Security signed product releases from an in-house registry is a very hard thing to do, but as we saw with the SolarWinds hack, it is a process that is unbelievably important.
Once your container stack is live, any misconfigured container or microservices APIs can result in allowing unauthenticated access, exposing etcd secrets, and the publishing of host namespace and volume paths.
To put it simply, if you fail to isolate your container resource and implement resource limits anyone who knows of the API can interact and manipulate your resources, and potentially traverse the network with root access.
So You Never Overlook Anything 👀
The ability to log almost every aspect of your cloud infrastructure is critical, and achieving this standard is essential for cloud customers in 2021.
Verbose logging is great, but it is very easy to end up with excessively large volumes of data, amounts that are impossible for humans to decipher.
SIEM based logging tools and AI/ML log datasets are needed to efficiently scan the logs and detect security anomalies. You could also try best malware scanners for the same use!
Human defined parameters can be set that will trigger automated alerts or automated routines. The best products will empower cloud users to monitor, process, analyse and visualise the log data.
The benefit of using the cloud for detailed logging is that logs can be dumped and recycled in a top cloud storage bucket on an automated schedule.
Emphasis on endpoint protection
Remote Work Opens Up Companies to Attacks ⚠️
Remote working and mobile communications have increased the attack surface for many businesses around the globe. Homeworking introduced a new wave of risk and threats to data integrity. Everyday business data is now being served to individual homes and unauthorized access is a real threat.
The increase in home workers has increased the number of mobile and tablet devices being used to connect to business services, controlling this access is pivotal to securing the cloud.
Multiple new BYOD devices bring added risk of unexpected vulnerabilities, it could be as simple as a user not patching their personal device or the use pirated software.
How to Fight Back?
Training employees is so important when it comes to BYOD, users must know the requirements and expected work conduct if using their own device.
Ideally, users should only be issued with company laptops and devices, something that is achievable for smaller businesses, but companies with a huge number of employees may struggle to order so many devices in bulk during a pandemic.
Appropriate technical measures must be in place to enforce required business standards, this is typically cloud directory services, top VPN services, and an enforced security policy that is pushed to each endpoint, packaged with antivirus and antimalware definitions.

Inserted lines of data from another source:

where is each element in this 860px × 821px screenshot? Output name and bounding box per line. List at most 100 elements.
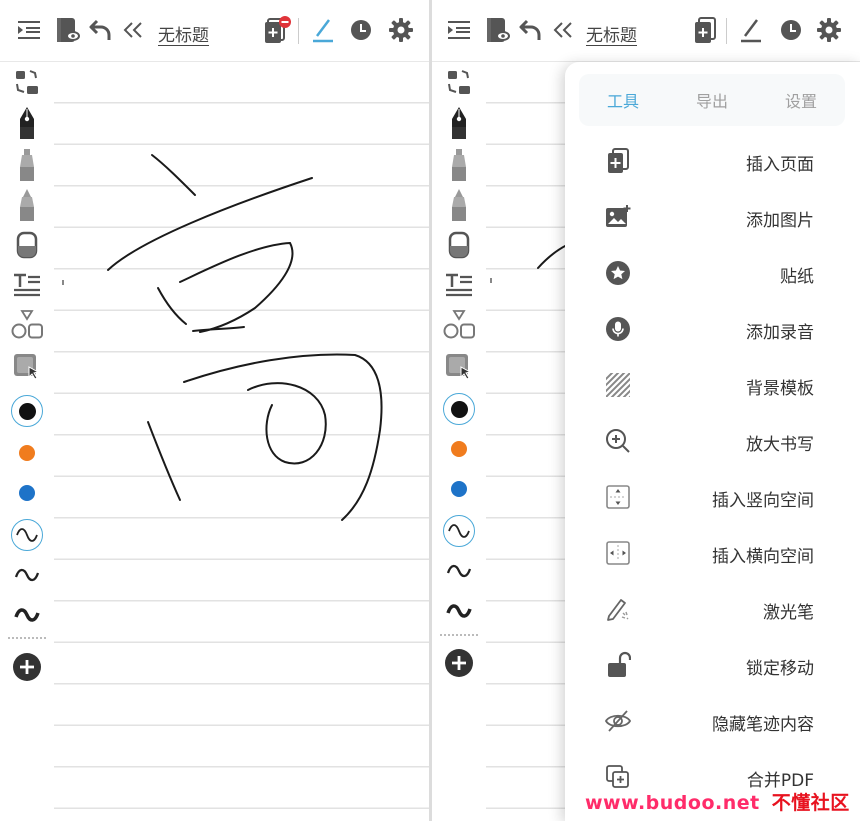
menu-item-label: 插入横向空间 xyxy=(712,547,814,567)
bold-stroke-icon xyxy=(14,608,40,622)
color-blue[interactable] xyxy=(440,470,478,508)
selected-ring xyxy=(443,393,475,425)
toolbar-separator xyxy=(726,18,727,44)
selected-ring xyxy=(443,515,475,547)
select-icon[interactable] xyxy=(8,348,46,386)
highlighter-icon[interactable] xyxy=(8,186,46,224)
lasso-icon[interactable] xyxy=(8,64,46,102)
menu-item-label: 激光笔 xyxy=(763,603,814,623)
color-black-selected[interactable] xyxy=(8,392,46,430)
selected-ring xyxy=(11,519,43,551)
tab-export[interactable]: 导出 xyxy=(668,74,756,126)
menu-item-insert-vertical-space[interactable]: 插入竖向空间 xyxy=(565,470,860,526)
color-dot-black xyxy=(450,400,468,418)
menu-item-label: 插入页面 xyxy=(746,155,814,175)
stroke-style-bold[interactable] xyxy=(8,596,46,634)
left-tool-sidebar xyxy=(0,62,54,821)
menu-item-label: 背景模板 xyxy=(746,379,814,399)
watermark: www.budoo.net 不懂社区 xyxy=(585,788,850,815)
stroke-style-smooth-selected[interactable] xyxy=(8,516,46,554)
color-blue[interactable] xyxy=(8,474,46,512)
undo-icon[interactable] xyxy=(86,14,116,46)
document-title[interactable]: 无标题 xyxy=(586,21,637,46)
color-dot-orange xyxy=(19,445,35,461)
pen-icon[interactable] xyxy=(736,14,766,46)
horizontal-space-icon xyxy=(603,538,633,568)
history-icon[interactable] xyxy=(776,14,806,46)
color-dot-blue xyxy=(19,485,35,501)
pen-active-icon[interactable] xyxy=(308,14,338,46)
notebook-preview-icon[interactable] xyxy=(482,14,512,46)
menu-item-laser-pointer[interactable]: 激光笔 xyxy=(565,582,860,638)
color-orange[interactable] xyxy=(8,434,46,472)
marker-icon[interactable] xyxy=(8,146,46,184)
tab-settings[interactable]: 设置 xyxy=(757,74,845,126)
tab-tools[interactable]: 工具 xyxy=(579,74,667,126)
left-tool-sidebar xyxy=(432,62,486,821)
watermark-site: www.budoo.net xyxy=(585,792,760,814)
menu-tab-bar: 工具 导出 设置 xyxy=(579,74,845,126)
selected-ring xyxy=(11,395,43,427)
background-template-icon xyxy=(603,370,633,400)
settings-icon[interactable] xyxy=(386,14,416,46)
zoom-write-icon xyxy=(603,426,633,456)
eraser-icon[interactable] xyxy=(8,226,46,264)
add-page-icon[interactable] xyxy=(262,14,292,46)
menu-item-zoom-write[interactable]: 放大书写 xyxy=(565,414,860,470)
text-icon[interactable] xyxy=(8,266,46,304)
margin-mark xyxy=(490,278,492,283)
collapse-icon[interactable] xyxy=(118,14,148,46)
sidebar-divider xyxy=(8,637,46,639)
undo-icon[interactable] xyxy=(516,14,546,46)
settings-icon[interactable] xyxy=(814,14,844,46)
smooth-stroke-icon xyxy=(16,528,38,542)
color-black-selected[interactable] xyxy=(440,390,478,428)
insert-page-icon xyxy=(603,146,633,176)
menu-item-add-recording[interactable]: 添加录音 xyxy=(565,302,860,358)
add-tool-icon[interactable] xyxy=(8,648,46,686)
menu-item-insert-page[interactable]: 插入页面 xyxy=(565,134,860,190)
menu-item-label: 锁定移动 xyxy=(746,659,814,679)
smooth-stroke-icon xyxy=(448,524,470,538)
shapes-icon[interactable] xyxy=(8,306,46,344)
medium-stroke-icon xyxy=(14,568,40,582)
microphone-icon xyxy=(603,314,633,344)
stroke-style-bold[interactable] xyxy=(440,592,478,630)
outline-icon[interactable] xyxy=(444,14,474,46)
document-title[interactable]: 无标题 xyxy=(158,21,209,46)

There is no doubt the 2021 Cloud has evolved into a reliable, security defined platform, but as we enter an era of top multi-cloud hosting, understanding and protecting hybrid data transfers between the Cloud is becoming even more important.
Cloud platforms are very secure and offer highly durable and robust services, the biggest problem is user misconfiguration. When leveraging cloud services, the shared responsibility model comes into play.
The provider is responsible for protecting data, applications, infrastructure, and physical protections, but the customer is responsible for the service configuration. The provider typically offers extensive documentation, training, and advice on best practices, but ultimately it’s the customer’s responsibility to protect their cloud account.
Securing Containers and protecting microservices will be more important than ever as the technology continues to boom, but we must continue to bear in mind that there is still a great risk from a user’s inability to secure their platform of choice correctly.
Looking at the latest technology trends for healthcare for instance, gives us an idea on how much more emphasis needs to be put on a growing number of internet devices.
The advice given here will assist customers to move towards greater observability of their cloud service and start their journey on making the cloud a secure place to be in 2021.